Here’s why this is problematic:
The Innovation Paradox: Stuck employees mean stagnant career development, says Peter Cappelli, a professor at the Wharton School. When workers can't leave, they stop growing. When they stop growing, companies stop innovating. Job switching isn’t just about the money, it's about the value created by fresh perspectives and new challenges.
The Turnover Paradox: Every CEO complains about costly employee churn. But zero turnover isn't the goal. In fact, low turnover can be a red flag. Some healthy circulation brings in new ideas, creates advancement opportunities, and signals that your workplace is worth staying for because people choose it, not because they're trapped.
The Stress Contagion Effect: Multiple studies show that workplace anxiety spreads through teams like a virus. One stressed employee clinging to their role out of fear can trigger a cascade of similar behavior. Before long, you have an entire organization operating from a scarcity mindset rather than an abundance mentality.
The companies that will win in 2025 and beyond aren't the ones with the lowest turnover. They're the ones who create environments where employees stay because they're excited about the future, not terrified of leaving.

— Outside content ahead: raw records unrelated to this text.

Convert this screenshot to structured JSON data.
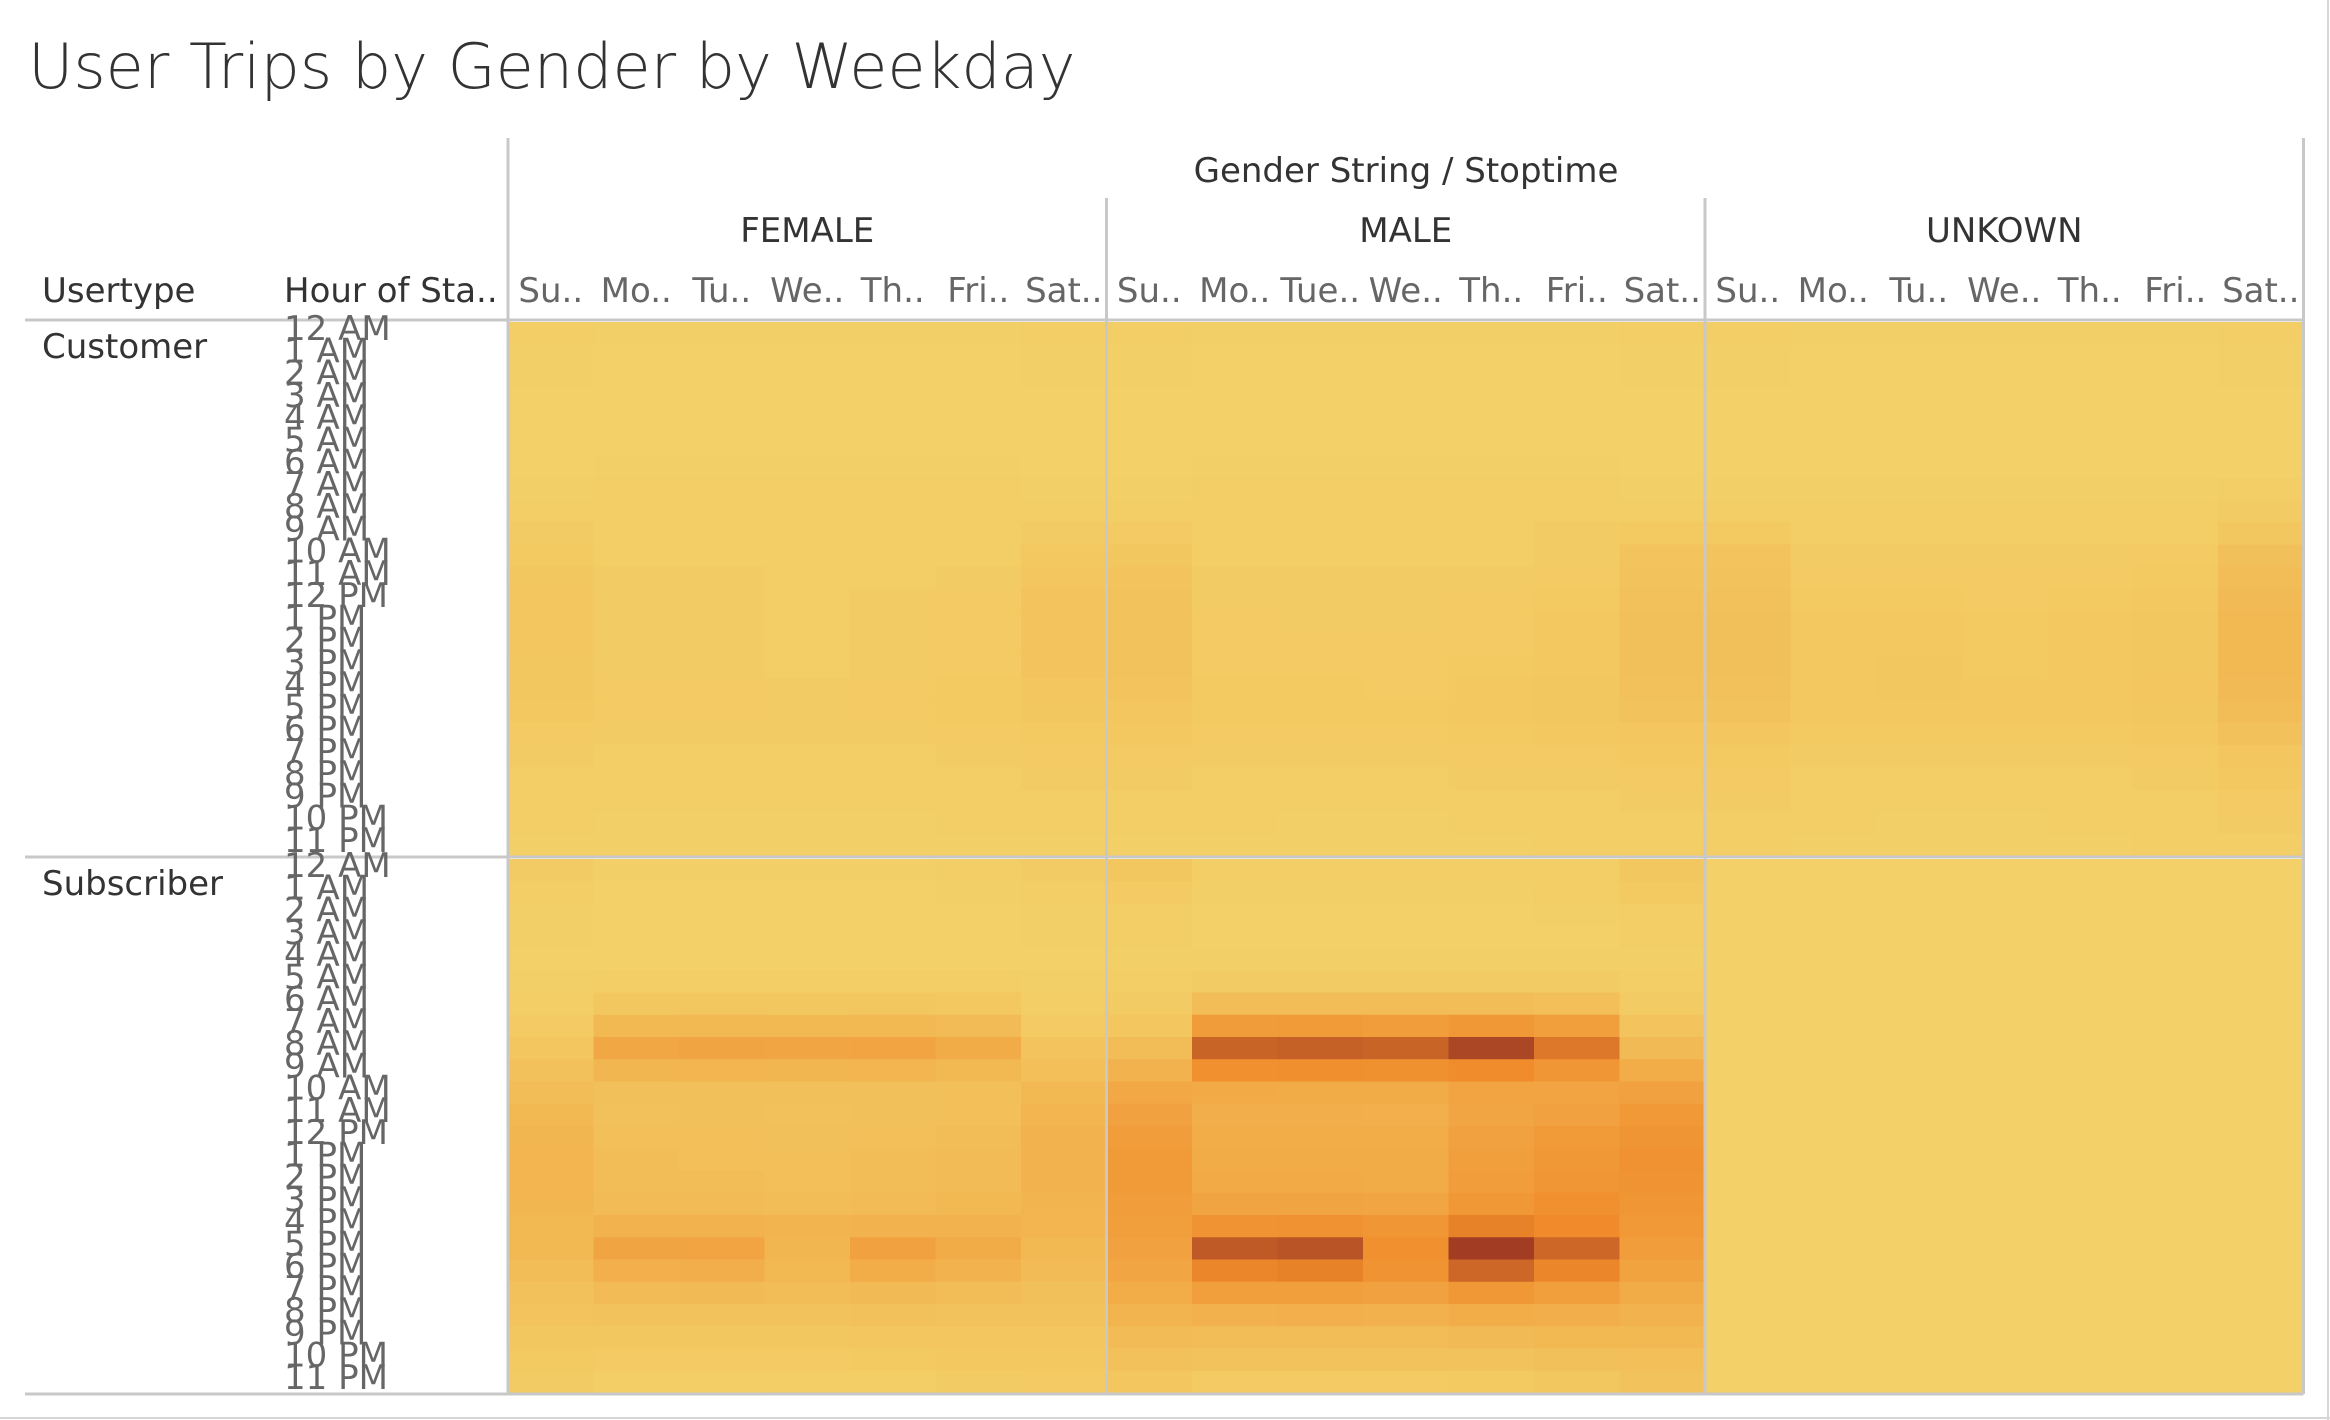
{
  "title": "User Trips by Gender by Weekday",
  "header": {
    "column_group_title": "Gender String / Stoptime",
    "row_dim_1": "Usertype",
    "row_dim_2": "Hour of Sta.."
  },
  "colors": {
    "low": "#f3d068",
    "mid": "#f08a2a",
    "high": "#a23d24",
    "border": "#c8c8c8"
  },
  "chart_data": {
    "type": "heatmap",
    "title": "User Trips by Gender by Weekday",
    "column_groups": [
      "FEMALE",
      "MALE",
      "UNKOWN"
    ],
    "column_labels": {
      "FEMALE": [
        "Su..",
        "Mo..",
        "Tu..",
        "We..",
        "Th..",
        "Fri..",
        "Sat.."
      ],
      "MALE": [
        "Su..",
        "Mo..",
        "Tue..",
        "We..",
        "Th..",
        "Fri..",
        "Sat.."
      ],
      "UNKOWN": [
        "Su..",
        "Mo..",
        "Tu..",
        "We..",
        "Th..",
        "Fri..",
        "Sat.."
      ]
    },
    "days": [
      "Sunday",
      "Monday",
      "Tuesday",
      "Wednesday",
      "Thursday",
      "Friday",
      "Saturday"
    ],
    "row_groups": [
      "Customer",
      "Subscriber"
    ],
    "hours": [
      "12 AM",
      "1 AM",
      "2 AM",
      "3 AM",
      "4 AM",
      "5 AM",
      "6 AM",
      "7 AM",
      "8 AM",
      "9 AM",
      "10 AM",
      "11 AM",
      "12 PM",
      "1 PM",
      "2 PM",
      "3 PM",
      "4 PM",
      "5 PM",
      "6 PM",
      "7 PM",
      "8 PM",
      "9 PM",
      "10 PM",
      "11 PM"
    ],
    "value_scale": "relative intensity 0-100 (trip count)",
    "values": {
      "Customer": {
        "FEMALE": [
          [
            2,
            1,
            1,
            0,
            0,
            0,
            0,
            1,
            2,
            4,
            6,
            8,
            9,
            9,
            9,
            8,
            8,
            7,
            5,
            4,
            3,
            3,
            2,
            1
          ],
          [
            1,
            0,
            0,
            0,
            0,
            0,
            1,
            2,
            3,
            3,
            3,
            4,
            4,
            4,
            4,
            4,
            5,
            5,
            4,
            3,
            3,
            2,
            1,
            1
          ],
          [
            1,
            0,
            0,
            0,
            0,
            0,
            1,
            2,
            3,
            3,
            3,
            4,
            4,
            4,
            4,
            4,
            5,
            5,
            4,
            3,
            2,
            2,
            1,
            1
          ],
          [
            1,
            0,
            0,
            0,
            0,
            0,
            1,
            2,
            3,
            3,
            3,
            3,
            3,
            3,
            3,
            3,
            4,
            4,
            4,
            3,
            2,
            2,
            1,
            1
          ],
          [
            1,
            0,
            0,
            0,
            0,
            0,
            1,
            2,
            3,
            3,
            3,
            3,
            4,
            4,
            4,
            4,
            5,
            5,
            4,
            3,
            3,
            2,
            1,
            1
          ],
          [
            1,
            0,
            0,
            0,
            0,
            0,
            1,
            2,
            3,
            3,
            3,
            4,
            5,
            5,
            5,
            5,
            6,
            6,
            5,
            4,
            3,
            2,
            2,
            1
          ],
          [
            2,
            1,
            1,
            0,
            0,
            0,
            0,
            1,
            2,
            4,
            7,
            9,
            10,
            10,
            10,
            10,
            9,
            8,
            6,
            5,
            4,
            3,
            2,
            1
          ]
        ],
        "MALE": [
          [
            2,
            1,
            1,
            0,
            0,
            0,
            0,
            1,
            3,
            5,
            8,
            10,
            11,
            12,
            12,
            11,
            10,
            9,
            7,
            5,
            4,
            3,
            2,
            1
          ],
          [
            1,
            0,
            0,
            0,
            0,
            0,
            1,
            2,
            3,
            3,
            3,
            4,
            4,
            5,
            5,
            5,
            6,
            6,
            5,
            4,
            3,
            2,
            2,
            1
          ],
          [
            1,
            0,
            0,
            0,
            0,
            0,
            1,
            2,
            3,
            3,
            3,
            4,
            4,
            4,
            5,
            5,
            6,
            6,
            5,
            4,
            3,
            2,
            1,
            1
          ],
          [
            1,
            0,
            0,
            0,
            0,
            0,
            1,
            2,
            3,
            3,
            3,
            4,
            4,
            4,
            5,
            5,
            5,
            6,
            5,
            4,
            3,
            2,
            1,
            1
          ],
          [
            1,
            0,
            0,
            0,
            0,
            0,
            1,
            2,
            3,
            3,
            3,
            4,
            5,
            5,
            5,
            6,
            7,
            7,
            6,
            5,
            4,
            3,
            2,
            1
          ],
          [
            1,
            0,
            0,
            0,
            0,
            0,
            1,
            2,
            3,
            4,
            4,
            5,
            6,
            7,
            7,
            7,
            8,
            8,
            7,
            5,
            4,
            3,
            2,
            2
          ],
          [
            2,
            1,
            1,
            0,
            0,
            0,
            0,
            1,
            3,
            6,
            10,
            12,
            13,
            14,
            14,
            14,
            13,
            12,
            9,
            7,
            5,
            4,
            3,
            2
          ]
        ],
        "UNKOWN": [
          [
            2,
            1,
            1,
            0,
            0,
            0,
            0,
            1,
            3,
            6,
            10,
            12,
            13,
            14,
            14,
            14,
            13,
            11,
            9,
            6,
            5,
            4,
            3,
            2
          ],
          [
            1,
            0,
            0,
            0,
            0,
            0,
            0,
            1,
            2,
            3,
            4,
            5,
            6,
            7,
            7,
            7,
            7,
            7,
            6,
            4,
            3,
            2,
            2,
            1
          ],
          [
            1,
            0,
            0,
            0,
            0,
            0,
            0,
            1,
            2,
            3,
            4,
            5,
            6,
            7,
            7,
            8,
            8,
            7,
            6,
            4,
            3,
            2,
            1,
            1
          ],
          [
            1,
            0,
            0,
            0,
            0,
            0,
            0,
            1,
            2,
            3,
            4,
            5,
            5,
            6,
            6,
            6,
            7,
            7,
            6,
            4,
            3,
            2,
            1,
            1
          ],
          [
            1,
            0,
            0,
            0,
            0,
            0,
            0,
            1,
            2,
            3,
            4,
            5,
            6,
            7,
            7,
            7,
            7,
            7,
            6,
            4,
            3,
            2,
            2,
            1
          ],
          [
            1,
            0,
            0,
            0,
            0,
            0,
            0,
            1,
            2,
            3,
            5,
            6,
            7,
            8,
            8,
            8,
            9,
            8,
            7,
            5,
            4,
            3,
            2,
            2
          ],
          [
            2,
            1,
            1,
            0,
            0,
            0,
            0,
            2,
            4,
            8,
            14,
            17,
            19,
            20,
            20,
            20,
            19,
            17,
            13,
            9,
            7,
            5,
            4,
            3
          ]
        ]
      },
      "Subscriber": {
        "FEMALE": [
          [
            4,
            2,
            1,
            1,
            0,
            1,
            2,
            5,
            9,
            13,
            17,
            20,
            22,
            23,
            23,
            22,
            21,
            20,
            17,
            13,
            10,
            8,
            6,
            4
          ],
          [
            1,
            0,
            0,
            0,
            0,
            2,
            8,
            20,
            35,
            22,
            14,
            13,
            15,
            16,
            16,
            18,
            25,
            37,
            28,
            18,
            12,
            8,
            5,
            2
          ],
          [
            1,
            0,
            0,
            0,
            0,
            2,
            8,
            21,
            37,
            23,
            14,
            14,
            15,
            15,
            16,
            18,
            26,
            38,
            29,
            19,
            12,
            8,
            5,
            2
          ],
          [
            1,
            0,
            0,
            0,
            0,
            2,
            8,
            20,
            36,
            22,
            14,
            13,
            14,
            15,
            15,
            17,
            24,
            22,
            21,
            17,
            12,
            8,
            5,
            3
          ],
          [
            1,
            0,
            0,
            0,
            0,
            2,
            8,
            21,
            38,
            23,
            14,
            14,
            15,
            16,
            16,
            18,
            26,
            40,
            30,
            19,
            13,
            9,
            6,
            3
          ],
          [
            2,
            1,
            0,
            0,
            0,
            2,
            7,
            18,
            32,
            21,
            15,
            15,
            17,
            18,
            18,
            20,
            25,
            32,
            25,
            17,
            12,
            9,
            7,
            4
          ],
          [
            4,
            2,
            1,
            1,
            0,
            1,
            2,
            5,
            10,
            15,
            20,
            23,
            25,
            26,
            25,
            24,
            23,
            21,
            18,
            14,
            11,
            9,
            7,
            5
          ]
        ],
        "MALE": [
          [
            8,
            5,
            3,
            2,
            1,
            2,
            4,
            9,
            17,
            26,
            34,
            40,
            44,
            46,
            46,
            44,
            42,
            40,
            36,
            30,
            24,
            18,
            13,
            9
          ],
          [
            2,
            1,
            0,
            0,
            1,
            4,
            17,
            45,
            80,
            55,
            33,
            29,
            30,
            32,
            33,
            37,
            52,
            85,
            62,
            42,
            27,
            17,
            11,
            5
          ],
          [
            2,
            1,
            0,
            0,
            1,
            4,
            17,
            46,
            82,
            56,
            32,
            29,
            30,
            31,
            33,
            37,
            53,
            88,
            64,
            43,
            28,
            17,
            11,
            5
          ],
          [
            2,
            1,
            0,
            0,
            1,
            4,
            16,
            44,
            80,
            54,
            31,
            28,
            30,
            31,
            32,
            36,
            50,
            55,
            52,
            40,
            27,
            17,
            11,
            5
          ],
          [
            2,
            1,
            0,
            0,
            1,
            4,
            17,
            48,
            95,
            58,
            38,
            36,
            40,
            42,
            44,
            48,
            64,
            100,
            78,
            48,
            30,
            19,
            12,
            6
          ],
          [
            3,
            2,
            1,
            0,
            1,
            4,
            15,
            42,
            70,
            50,
            38,
            40,
            46,
            48,
            50,
            55,
            60,
            78,
            62,
            42,
            29,
            20,
            14,
            8
          ],
          [
            8,
            6,
            3,
            2,
            1,
            2,
            4,
            10,
            19,
            30,
            40,
            47,
            51,
            53,
            52,
            50,
            47,
            44,
            39,
            32,
            26,
            20,
            15,
            11
          ]
        ],
        "UNKOWN": [
          [
            0,
            0,
            0,
            0,
            0,
            0,
            0,
            0,
            0,
            0,
            0,
            0,
            0,
            0,
            0,
            0,
            0,
            0,
            0,
            0,
            0,
            0,
            0,
            0
          ],
          [
            0,
            0,
            0,
            0,
            0,
            0,
            0,
            0,
            0,
            0,
            0,
            0,
            0,
            0,
            0,
            0,
            0,
            0,
            0,
            0,
            0,
            0,
            0,
            0
          ],
          [
            0,
            0,
            0,
            0,
            0,
            0,
            0,
            0,
            0,
            0,
            0,
            0,
            0,
            0,
            0,
            0,
            0,
            0,
            0,
            0,
            0,
            0,
            0,
            0
          ],
          [
            0,
            0,
            0,
            0,
            0,
            0,
            0,
            0,
            0,
            0,
            0,
            0,
            0,
            0,
            0,
            0,
            0,
            0,
            0,
            0,
            0,
            0,
            0,
            0
          ],
          [
            0,
            0,
            0,
            0,
            0,
            0,
            0,
            0,
            0,
            0,
            0,
            0,
            0,
            0,
            0,
            0,
            0,
            0,
            0,
            0,
            0,
            0,
            0,
            0
          ],
          [
            0,
            0,
            0,
            0,
            0,
            0,
            0,
            0,
            0,
            0,
            0,
            0,
            0,
            0,
            0,
            0,
            0,
            0,
            0,
            0,
            0,
            0,
            0,
            0
          ],
          [
            0,
            0,
            0,
            0,
            0,
            0,
            0,
            0,
            0,
            0,
            0,
            0,
            0,
            0,
            0,
            0,
            0,
            0,
            0,
            0,
            0,
            0,
            0,
            0
          ]
        ]
      }
    }
  }
}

Three questions for leaders:
- Are you inadvertently creating a culture where people feel they can't leave? If your retention is driven by fear rather than fulfillment, that's a ticking time bomb.

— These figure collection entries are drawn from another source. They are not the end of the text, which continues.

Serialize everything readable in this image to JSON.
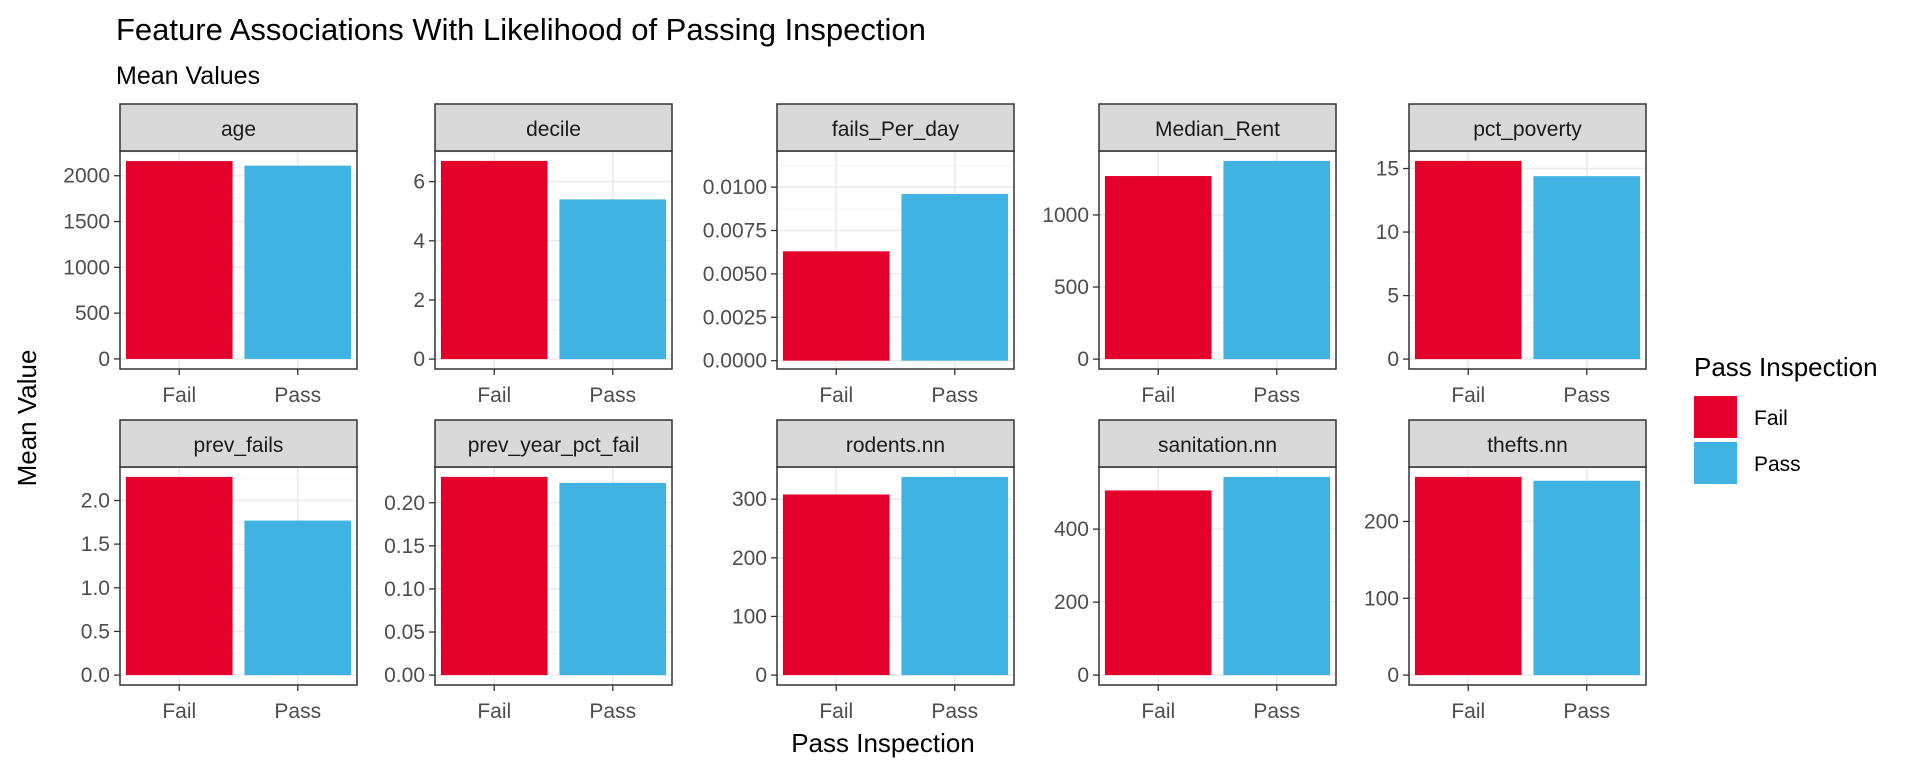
{
  "chart_data": {
    "type": "bar",
    "title": "Feature Associations With Likelihood of Passing Inspection",
    "subtitle": "Mean Values",
    "xlabel": "Pass Inspection",
    "ylabel": "Mean Value",
    "categories": [
      "Fail",
      "Pass"
    ],
    "legend": {
      "title": "Pass Inspection",
      "position": "right",
      "items": [
        {
          "label": "Fail",
          "color": "#E4002B"
        },
        {
          "label": "Pass",
          "color": "#41B3E3"
        }
      ]
    },
    "grid": true,
    "facets": [
      {
        "name": "age",
        "values": [
          2160,
          2110
        ],
        "ylim": [
          -110,
          2270
        ],
        "ticks": [
          0,
          500,
          1000,
          1500,
          2000
        ],
        "tick_labels": [
          "0",
          "500",
          "1000",
          "1500",
          "2000"
        ]
      },
      {
        "name": "decile",
        "values": [
          6.7,
          5.4
        ],
        "ylim": [
          -0.335,
          7.035
        ],
        "ticks": [
          0,
          2,
          4,
          6
        ],
        "tick_labels": [
          "0",
          "2",
          "4",
          "6"
        ]
      },
      {
        "name": "fails_Per_day",
        "values": [
          0.0063,
          0.0096
        ],
        "ylim": [
          -0.00048,
          0.01208
        ],
        "ticks": [
          0,
          0.0025,
          0.005,
          0.0075,
          0.01
        ],
        "tick_labels": [
          "0.0000",
          "0.0025",
          "0.0050",
          "0.0075",
          "0.0100"
        ]
      },
      {
        "name": "Median_Rent",
        "values": [
          1270,
          1375
        ],
        "ylim": [
          -68.75,
          1443.75
        ],
        "ticks": [
          0,
          500,
          1000
        ],
        "tick_labels": [
          "0",
          "500",
          "1000"
        ]
      },
      {
        "name": "pct_poverty",
        "values": [
          15.6,
          14.4
        ],
        "ylim": [
          -0.78,
          16.38
        ],
        "ticks": [
          0,
          5,
          10,
          15
        ],
        "tick_labels": [
          "0",
          "5",
          "10",
          "15"
        ]
      },
      {
        "name": "prev_fails",
        "values": [
          2.27,
          1.77
        ],
        "ylim": [
          -0.1135,
          2.3835
        ],
        "ticks": [
          0,
          0.5,
          1,
          1.5,
          2
        ],
        "tick_labels": [
          "0.0",
          "0.5",
          "1.0",
          "1.5",
          "2.0"
        ]
      },
      {
        "name": "prev_year_pct_fail",
        "values": [
          0.23,
          0.223
        ],
        "ylim": [
          -0.0115,
          0.2415
        ],
        "ticks": [
          0,
          0.05,
          0.1,
          0.15,
          0.2
        ],
        "tick_labels": [
          "0.00",
          "0.05",
          "0.10",
          "0.15",
          "0.20"
        ]
      },
      {
        "name": "rodents.nn",
        "values": [
          308,
          338
        ],
        "ylim": [
          -16.9,
          354.9
        ],
        "ticks": [
          0,
          100,
          200,
          300
        ],
        "tick_labels": [
          "0",
          "100",
          "200",
          "300"
        ]
      },
      {
        "name": "sanitation.nn",
        "values": [
          506,
          543
        ],
        "ylim": [
          -27.15,
          570.15
        ],
        "ticks": [
          0,
          200,
          400
        ],
        "tick_labels": [
          "0",
          "200",
          "400"
        ]
      },
      {
        "name": "thefts.nn",
        "values": [
          258,
          253
        ],
        "ylim": [
          -12.9,
          270.9
        ],
        "ticks": [
          0,
          100,
          200
        ],
        "tick_labels": [
          "0",
          "100",
          "200"
        ]
      }
    ]
  }
}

- How are you investing in internal mobility and development for employees who might otherwise seek growth elsewhere?
- Most importantly: Are you measuring WHY people stay, not just THAT they stay?
The job huggers aren't the problem. They're the symptom. The real question is whether your organization is worth staying for, or it’s just too scary to leave.
I’ve added a NYT article on this topic below.
What are you seeing in your organization? Are high performers staying engaged, or just staying put?
Editor’s Note:
As “job hugging” replaces “quiet quitting,” a new workplace paradox is emerging. Employees are holding tight to their roles, not out of loyalty, but out of fear — fear of economic instability, AI disruption, and shifting immigration policies. This piece explores how loss aversion is reshaping corporate culture and warns that the companies thriving in 2025 won’t be the ones with the lowest turnover, but those where people want to stay, not need to.